Recommended-daily-vitamin

Recommended-daily-vitamin

Vitamin D deficiency has become something of a health bugaboo in recent years, especially after a 2009 study that declared three quarters of U.S. adults and teenagers deficient. Low levels of the vitamin—which is manufactured by the body when sunlight hits the skin and can be found in some fatty fish and fortified food products—have been linked to disparate conditions, such as a sluggish immune system and psychosis.

But a new report from the Institutes of Medicine (IOM), released November 30, concludes that the evidence linking vitamin D and calcium deficiency to anything but poor bone health is inconclusive. It also determined that most people in the U.S. and Canada are getting ample amounts of the vitamin. Even so, the organization is raising the level of recommended daily intake.

The new assessment recommends a daily vitamin D dietary allowance of 600 milligrams for most healthy people 9 years and older (with an estimated average requirement of 400 International Units per day—and no more than 4,000 IU of vitamin D per day). People 71 years and older should take 800 mg of the vitamin per day, according to the report. (Children aged 4 to 8 years should not have more than 3,000 IU/day and those aged 1 to 3 years should not have more than 2,500 IU/day.)

The updated daily recommendations are not directly comparable to previous sets, which were established in 1997 and are based on “adequate intakes” rather than on the newer recommended dietary allowance and estimate average requirement. Catharine Ross, chair of the IOM’s review committee and a professor of nutrition at Pennsylvania State University, noted in a Tuesday press briefing that the two values are “like comparing apples to pears.” (The previous adequate intake recommendations were 200 IU per day for infants through age 50, 400 IU/day for ages 51 to 70, and 600 IU/day for those 71 and older.)
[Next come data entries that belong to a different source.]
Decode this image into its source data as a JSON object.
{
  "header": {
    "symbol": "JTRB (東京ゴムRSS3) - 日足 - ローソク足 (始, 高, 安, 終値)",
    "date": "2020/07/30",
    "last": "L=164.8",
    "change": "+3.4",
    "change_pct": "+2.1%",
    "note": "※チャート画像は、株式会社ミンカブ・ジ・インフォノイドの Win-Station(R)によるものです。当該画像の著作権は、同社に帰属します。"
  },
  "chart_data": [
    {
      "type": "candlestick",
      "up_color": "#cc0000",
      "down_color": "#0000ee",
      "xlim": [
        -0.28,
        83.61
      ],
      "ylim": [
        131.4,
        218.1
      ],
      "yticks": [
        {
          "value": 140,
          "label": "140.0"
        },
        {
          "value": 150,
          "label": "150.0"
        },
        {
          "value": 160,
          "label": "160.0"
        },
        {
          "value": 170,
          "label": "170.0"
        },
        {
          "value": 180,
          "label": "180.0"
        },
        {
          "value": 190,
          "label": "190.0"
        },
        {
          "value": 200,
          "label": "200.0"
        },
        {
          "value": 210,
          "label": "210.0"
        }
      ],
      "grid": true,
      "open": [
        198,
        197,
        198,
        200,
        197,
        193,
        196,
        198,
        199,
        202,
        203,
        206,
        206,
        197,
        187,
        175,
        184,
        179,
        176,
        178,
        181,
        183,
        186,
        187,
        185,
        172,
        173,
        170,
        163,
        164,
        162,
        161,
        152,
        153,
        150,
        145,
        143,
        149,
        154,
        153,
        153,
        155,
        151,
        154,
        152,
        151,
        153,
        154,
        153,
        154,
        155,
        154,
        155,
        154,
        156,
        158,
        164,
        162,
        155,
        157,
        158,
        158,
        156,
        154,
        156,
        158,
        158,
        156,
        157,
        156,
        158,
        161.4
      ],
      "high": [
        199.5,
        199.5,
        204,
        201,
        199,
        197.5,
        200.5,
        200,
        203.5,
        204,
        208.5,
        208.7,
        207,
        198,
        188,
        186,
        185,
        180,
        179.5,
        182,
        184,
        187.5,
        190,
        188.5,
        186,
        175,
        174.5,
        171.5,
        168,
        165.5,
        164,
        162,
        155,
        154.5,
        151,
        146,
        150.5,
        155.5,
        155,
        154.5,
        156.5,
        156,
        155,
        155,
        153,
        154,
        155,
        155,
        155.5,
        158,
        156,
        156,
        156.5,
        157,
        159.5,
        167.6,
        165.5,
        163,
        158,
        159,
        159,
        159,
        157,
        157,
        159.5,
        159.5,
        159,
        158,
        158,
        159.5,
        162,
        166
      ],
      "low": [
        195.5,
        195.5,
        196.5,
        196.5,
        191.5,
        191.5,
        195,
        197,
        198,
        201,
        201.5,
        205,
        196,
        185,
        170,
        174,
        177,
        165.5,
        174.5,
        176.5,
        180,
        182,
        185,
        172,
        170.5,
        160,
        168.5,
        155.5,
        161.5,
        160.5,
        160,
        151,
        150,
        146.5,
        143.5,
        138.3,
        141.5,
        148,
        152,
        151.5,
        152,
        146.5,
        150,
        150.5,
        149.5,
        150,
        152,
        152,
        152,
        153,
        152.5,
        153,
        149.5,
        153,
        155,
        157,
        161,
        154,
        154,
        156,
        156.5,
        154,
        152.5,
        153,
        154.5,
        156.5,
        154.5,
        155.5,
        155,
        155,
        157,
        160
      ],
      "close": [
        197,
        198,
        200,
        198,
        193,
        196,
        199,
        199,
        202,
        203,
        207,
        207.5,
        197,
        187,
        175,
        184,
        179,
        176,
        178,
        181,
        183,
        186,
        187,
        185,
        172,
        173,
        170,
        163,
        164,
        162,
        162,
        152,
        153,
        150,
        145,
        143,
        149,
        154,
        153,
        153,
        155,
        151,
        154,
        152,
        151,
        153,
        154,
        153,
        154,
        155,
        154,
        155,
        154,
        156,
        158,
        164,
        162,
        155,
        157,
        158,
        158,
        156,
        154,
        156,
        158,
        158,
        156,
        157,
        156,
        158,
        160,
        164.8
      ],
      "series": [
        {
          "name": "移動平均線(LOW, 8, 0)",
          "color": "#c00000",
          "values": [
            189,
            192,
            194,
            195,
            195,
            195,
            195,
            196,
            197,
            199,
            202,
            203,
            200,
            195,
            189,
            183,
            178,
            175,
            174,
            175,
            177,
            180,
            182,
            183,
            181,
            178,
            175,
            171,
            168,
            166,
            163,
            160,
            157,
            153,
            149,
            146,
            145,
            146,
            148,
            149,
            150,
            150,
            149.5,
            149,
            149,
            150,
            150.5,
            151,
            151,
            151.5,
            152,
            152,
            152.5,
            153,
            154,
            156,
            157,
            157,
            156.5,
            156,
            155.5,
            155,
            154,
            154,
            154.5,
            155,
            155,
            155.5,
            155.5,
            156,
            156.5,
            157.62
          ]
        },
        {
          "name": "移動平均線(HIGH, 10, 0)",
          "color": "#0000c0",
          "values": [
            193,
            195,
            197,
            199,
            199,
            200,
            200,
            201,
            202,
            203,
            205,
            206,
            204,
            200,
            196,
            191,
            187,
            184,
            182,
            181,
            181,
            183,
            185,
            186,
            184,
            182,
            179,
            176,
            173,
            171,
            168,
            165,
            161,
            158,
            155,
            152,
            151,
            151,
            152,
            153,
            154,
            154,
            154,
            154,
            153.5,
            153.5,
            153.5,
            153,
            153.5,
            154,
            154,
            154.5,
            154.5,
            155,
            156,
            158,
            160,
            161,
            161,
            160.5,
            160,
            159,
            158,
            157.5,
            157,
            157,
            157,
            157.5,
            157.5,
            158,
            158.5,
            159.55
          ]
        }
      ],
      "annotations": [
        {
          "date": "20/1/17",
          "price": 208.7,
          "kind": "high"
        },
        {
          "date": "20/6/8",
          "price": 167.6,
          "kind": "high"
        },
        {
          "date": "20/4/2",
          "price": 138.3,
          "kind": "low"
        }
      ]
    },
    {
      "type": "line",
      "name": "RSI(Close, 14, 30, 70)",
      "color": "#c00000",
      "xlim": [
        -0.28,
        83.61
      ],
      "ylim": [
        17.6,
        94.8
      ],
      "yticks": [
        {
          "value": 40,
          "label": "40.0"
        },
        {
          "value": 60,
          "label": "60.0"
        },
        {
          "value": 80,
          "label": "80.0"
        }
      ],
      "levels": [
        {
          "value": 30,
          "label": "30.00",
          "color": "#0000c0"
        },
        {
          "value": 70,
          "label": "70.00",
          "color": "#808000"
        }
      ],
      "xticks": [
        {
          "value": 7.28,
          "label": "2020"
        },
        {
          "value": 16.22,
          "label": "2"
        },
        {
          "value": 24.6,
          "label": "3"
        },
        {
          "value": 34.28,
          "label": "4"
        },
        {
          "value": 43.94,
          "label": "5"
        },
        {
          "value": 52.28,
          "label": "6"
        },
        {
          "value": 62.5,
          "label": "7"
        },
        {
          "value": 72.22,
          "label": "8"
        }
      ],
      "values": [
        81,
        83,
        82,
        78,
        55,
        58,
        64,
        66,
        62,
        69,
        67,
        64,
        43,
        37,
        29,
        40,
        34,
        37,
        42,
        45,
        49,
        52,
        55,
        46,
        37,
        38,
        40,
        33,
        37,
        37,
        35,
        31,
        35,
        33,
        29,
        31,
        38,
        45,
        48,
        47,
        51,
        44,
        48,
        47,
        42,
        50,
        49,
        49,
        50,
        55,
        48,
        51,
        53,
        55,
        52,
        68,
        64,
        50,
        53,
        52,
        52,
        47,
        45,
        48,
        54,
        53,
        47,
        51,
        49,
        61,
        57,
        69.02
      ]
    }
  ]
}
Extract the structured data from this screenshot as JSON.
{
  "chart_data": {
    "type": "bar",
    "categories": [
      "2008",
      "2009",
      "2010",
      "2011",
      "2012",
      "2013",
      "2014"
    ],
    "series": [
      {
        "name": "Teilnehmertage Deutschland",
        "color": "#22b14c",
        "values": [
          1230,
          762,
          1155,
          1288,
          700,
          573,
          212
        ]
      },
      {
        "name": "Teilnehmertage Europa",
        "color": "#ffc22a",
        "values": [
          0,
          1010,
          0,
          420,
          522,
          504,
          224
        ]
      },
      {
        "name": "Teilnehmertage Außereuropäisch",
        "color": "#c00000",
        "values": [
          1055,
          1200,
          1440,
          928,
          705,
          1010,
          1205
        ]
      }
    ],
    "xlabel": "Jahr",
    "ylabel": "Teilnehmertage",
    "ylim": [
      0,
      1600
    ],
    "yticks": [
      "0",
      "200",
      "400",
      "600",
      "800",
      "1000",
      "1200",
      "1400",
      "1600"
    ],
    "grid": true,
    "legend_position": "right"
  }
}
Adequate intake was more of “a guesstimate,” Patsy Brannon, a professor of nutritional sciences at Cornell University and member of the IOM review committee, said at the briefing. Those who did not meet the previous adequate intake levels were at a higher risk for deficiency, but “you cannot assume that individuals are deficient if they do not meet the adequate intake,” she explained.

That the IOM is “recognizing that their 1997 recommendations are too low” is substantial progress, says David Hanley, a professor in the departments of Medicine, Community Health Sciences and Oncology at the University of Calgary, who was not involved in the new report.